According to The Athletic, the league is imposing the temporary policy as it comes up with a strategy to enter the market for sports digital cards and arts.
The league is also barring NFL teams from selling sponsorship agreements with crypto exchanges like FTX. However, The Athletic reports that NFL teams can work with asset management firms selling funds that track the performance of crypto assets.
An unnamed team official reveals the NFL’s new guidelines involving the digital asset industry.
“Clubs are prohibited from selling, or otherwise allowing within club controlled media, advertisements for specific cryptocurrencies, initial coin offerings, other cryptocurrency sales or any other media category as it relates to blockchain, digital asset or as blockchain company, except as outlined in this policy.”

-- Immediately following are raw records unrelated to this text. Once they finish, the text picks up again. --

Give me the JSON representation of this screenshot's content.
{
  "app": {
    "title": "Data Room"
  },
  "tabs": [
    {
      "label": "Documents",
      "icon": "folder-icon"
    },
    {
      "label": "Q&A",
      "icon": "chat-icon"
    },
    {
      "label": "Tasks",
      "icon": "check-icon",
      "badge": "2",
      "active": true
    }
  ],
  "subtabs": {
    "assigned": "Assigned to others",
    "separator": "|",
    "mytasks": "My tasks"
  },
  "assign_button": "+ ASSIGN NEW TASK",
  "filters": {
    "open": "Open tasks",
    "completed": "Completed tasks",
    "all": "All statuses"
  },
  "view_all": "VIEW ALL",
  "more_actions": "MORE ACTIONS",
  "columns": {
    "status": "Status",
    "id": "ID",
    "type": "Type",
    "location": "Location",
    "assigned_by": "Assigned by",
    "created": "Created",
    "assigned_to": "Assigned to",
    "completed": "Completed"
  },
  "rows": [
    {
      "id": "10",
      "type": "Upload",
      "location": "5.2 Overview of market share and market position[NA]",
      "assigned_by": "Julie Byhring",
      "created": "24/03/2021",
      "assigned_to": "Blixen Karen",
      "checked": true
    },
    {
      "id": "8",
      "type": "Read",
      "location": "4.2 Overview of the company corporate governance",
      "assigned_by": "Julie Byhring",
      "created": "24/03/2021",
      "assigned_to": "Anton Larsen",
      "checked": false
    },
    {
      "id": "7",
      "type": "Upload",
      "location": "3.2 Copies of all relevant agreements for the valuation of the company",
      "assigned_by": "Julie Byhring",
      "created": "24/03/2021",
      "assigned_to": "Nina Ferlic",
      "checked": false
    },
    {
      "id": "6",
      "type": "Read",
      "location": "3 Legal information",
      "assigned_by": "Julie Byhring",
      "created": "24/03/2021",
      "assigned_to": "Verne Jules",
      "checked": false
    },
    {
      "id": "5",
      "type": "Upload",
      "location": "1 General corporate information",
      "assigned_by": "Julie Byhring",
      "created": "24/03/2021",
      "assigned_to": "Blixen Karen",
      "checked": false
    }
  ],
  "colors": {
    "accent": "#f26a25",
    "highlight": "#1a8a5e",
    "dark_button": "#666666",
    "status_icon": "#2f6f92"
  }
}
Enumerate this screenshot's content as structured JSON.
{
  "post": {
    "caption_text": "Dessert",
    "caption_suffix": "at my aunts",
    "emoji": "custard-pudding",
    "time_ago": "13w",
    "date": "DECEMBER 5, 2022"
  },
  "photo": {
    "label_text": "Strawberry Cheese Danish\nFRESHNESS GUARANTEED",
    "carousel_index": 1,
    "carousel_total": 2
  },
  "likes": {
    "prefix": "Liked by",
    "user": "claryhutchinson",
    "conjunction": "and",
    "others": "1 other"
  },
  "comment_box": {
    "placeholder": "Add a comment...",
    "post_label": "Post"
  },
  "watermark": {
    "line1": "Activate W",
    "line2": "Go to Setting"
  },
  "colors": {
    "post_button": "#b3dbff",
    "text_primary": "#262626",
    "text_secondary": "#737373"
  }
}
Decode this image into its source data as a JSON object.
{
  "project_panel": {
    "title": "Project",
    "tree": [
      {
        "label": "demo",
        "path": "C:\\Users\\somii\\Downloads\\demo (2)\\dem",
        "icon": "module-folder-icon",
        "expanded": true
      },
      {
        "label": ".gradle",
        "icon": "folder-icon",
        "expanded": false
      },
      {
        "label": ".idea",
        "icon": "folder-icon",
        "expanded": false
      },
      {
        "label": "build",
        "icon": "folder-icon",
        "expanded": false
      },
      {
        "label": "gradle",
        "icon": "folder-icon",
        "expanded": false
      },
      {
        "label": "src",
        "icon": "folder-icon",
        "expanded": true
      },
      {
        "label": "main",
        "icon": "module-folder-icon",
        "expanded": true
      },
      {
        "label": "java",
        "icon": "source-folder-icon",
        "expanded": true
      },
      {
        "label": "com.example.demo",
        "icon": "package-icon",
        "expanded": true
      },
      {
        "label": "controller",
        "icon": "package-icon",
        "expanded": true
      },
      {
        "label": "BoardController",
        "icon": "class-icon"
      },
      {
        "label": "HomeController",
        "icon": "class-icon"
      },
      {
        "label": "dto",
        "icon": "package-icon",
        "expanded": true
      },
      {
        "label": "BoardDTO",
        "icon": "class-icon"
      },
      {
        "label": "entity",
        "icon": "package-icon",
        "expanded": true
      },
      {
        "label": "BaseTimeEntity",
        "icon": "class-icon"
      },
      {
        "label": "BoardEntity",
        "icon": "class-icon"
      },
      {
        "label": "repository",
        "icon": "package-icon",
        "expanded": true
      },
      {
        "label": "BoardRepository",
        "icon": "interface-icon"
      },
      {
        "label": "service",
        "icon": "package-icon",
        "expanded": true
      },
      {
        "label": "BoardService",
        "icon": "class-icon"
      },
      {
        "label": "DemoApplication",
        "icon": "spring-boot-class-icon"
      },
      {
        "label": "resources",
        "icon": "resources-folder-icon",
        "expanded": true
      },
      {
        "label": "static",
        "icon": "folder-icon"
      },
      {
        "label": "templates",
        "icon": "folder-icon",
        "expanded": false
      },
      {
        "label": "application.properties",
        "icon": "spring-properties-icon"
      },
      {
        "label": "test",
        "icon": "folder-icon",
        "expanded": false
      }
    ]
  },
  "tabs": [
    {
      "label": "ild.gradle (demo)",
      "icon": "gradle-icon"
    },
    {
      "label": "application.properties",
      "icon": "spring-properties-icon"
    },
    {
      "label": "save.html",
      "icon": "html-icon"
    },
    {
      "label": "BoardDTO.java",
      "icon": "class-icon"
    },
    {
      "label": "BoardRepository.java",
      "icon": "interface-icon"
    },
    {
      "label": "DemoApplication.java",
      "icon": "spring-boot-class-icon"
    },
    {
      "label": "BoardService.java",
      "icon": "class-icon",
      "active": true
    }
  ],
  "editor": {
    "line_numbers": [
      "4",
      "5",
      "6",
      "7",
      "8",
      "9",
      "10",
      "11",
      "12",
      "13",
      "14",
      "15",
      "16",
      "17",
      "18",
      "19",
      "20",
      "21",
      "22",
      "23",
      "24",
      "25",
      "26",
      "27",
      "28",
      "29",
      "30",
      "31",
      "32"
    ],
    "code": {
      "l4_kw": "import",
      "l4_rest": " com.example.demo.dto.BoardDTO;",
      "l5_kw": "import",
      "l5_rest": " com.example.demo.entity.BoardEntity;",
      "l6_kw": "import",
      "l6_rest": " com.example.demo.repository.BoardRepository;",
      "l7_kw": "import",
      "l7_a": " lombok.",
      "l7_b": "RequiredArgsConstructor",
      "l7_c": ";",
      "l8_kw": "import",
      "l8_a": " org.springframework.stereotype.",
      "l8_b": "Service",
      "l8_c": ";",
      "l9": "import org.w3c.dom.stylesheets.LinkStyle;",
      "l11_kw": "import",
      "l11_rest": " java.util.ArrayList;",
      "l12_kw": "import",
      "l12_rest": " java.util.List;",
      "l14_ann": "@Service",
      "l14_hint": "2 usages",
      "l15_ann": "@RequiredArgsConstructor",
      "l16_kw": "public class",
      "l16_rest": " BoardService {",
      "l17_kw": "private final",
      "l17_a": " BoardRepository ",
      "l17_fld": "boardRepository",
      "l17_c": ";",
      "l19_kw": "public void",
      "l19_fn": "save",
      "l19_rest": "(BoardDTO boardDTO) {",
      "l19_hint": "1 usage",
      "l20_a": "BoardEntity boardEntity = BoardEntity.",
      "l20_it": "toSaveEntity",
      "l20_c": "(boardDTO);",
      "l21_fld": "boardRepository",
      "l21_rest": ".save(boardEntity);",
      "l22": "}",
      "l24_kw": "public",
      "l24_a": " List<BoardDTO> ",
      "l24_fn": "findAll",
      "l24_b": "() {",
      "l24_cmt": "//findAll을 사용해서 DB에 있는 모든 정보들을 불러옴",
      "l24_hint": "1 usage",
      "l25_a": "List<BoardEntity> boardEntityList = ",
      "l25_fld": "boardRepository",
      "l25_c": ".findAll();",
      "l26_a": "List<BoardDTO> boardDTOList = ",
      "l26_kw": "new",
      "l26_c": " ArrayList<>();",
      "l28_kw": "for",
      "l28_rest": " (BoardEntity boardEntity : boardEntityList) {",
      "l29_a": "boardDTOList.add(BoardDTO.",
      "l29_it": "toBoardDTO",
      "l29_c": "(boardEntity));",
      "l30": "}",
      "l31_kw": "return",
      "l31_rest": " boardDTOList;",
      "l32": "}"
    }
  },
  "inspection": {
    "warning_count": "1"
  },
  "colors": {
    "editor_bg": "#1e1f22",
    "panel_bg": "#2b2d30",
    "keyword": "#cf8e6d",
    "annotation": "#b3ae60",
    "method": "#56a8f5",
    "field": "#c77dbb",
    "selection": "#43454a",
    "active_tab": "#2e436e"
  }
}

Although the NFL is slow to jump into the booming NFT space, the National Basketball Association (NBA) is raking in hundreds of millions of dollars from sales of digital collectibles. NFT resource CryptoSlam shows that the NBA Top Shot, which sells short clips of NBA highlights as digital collectibles, has generated over $704 million in all-time sales.
Earlier this year, the NBA’s Miami Heat inked a $135 million agreement granting crypto exchange FTX the naming rights to its home arena in Florida. The Chicago Bulls also launched their own NFT collection in partnership with online shopping platform Shopify.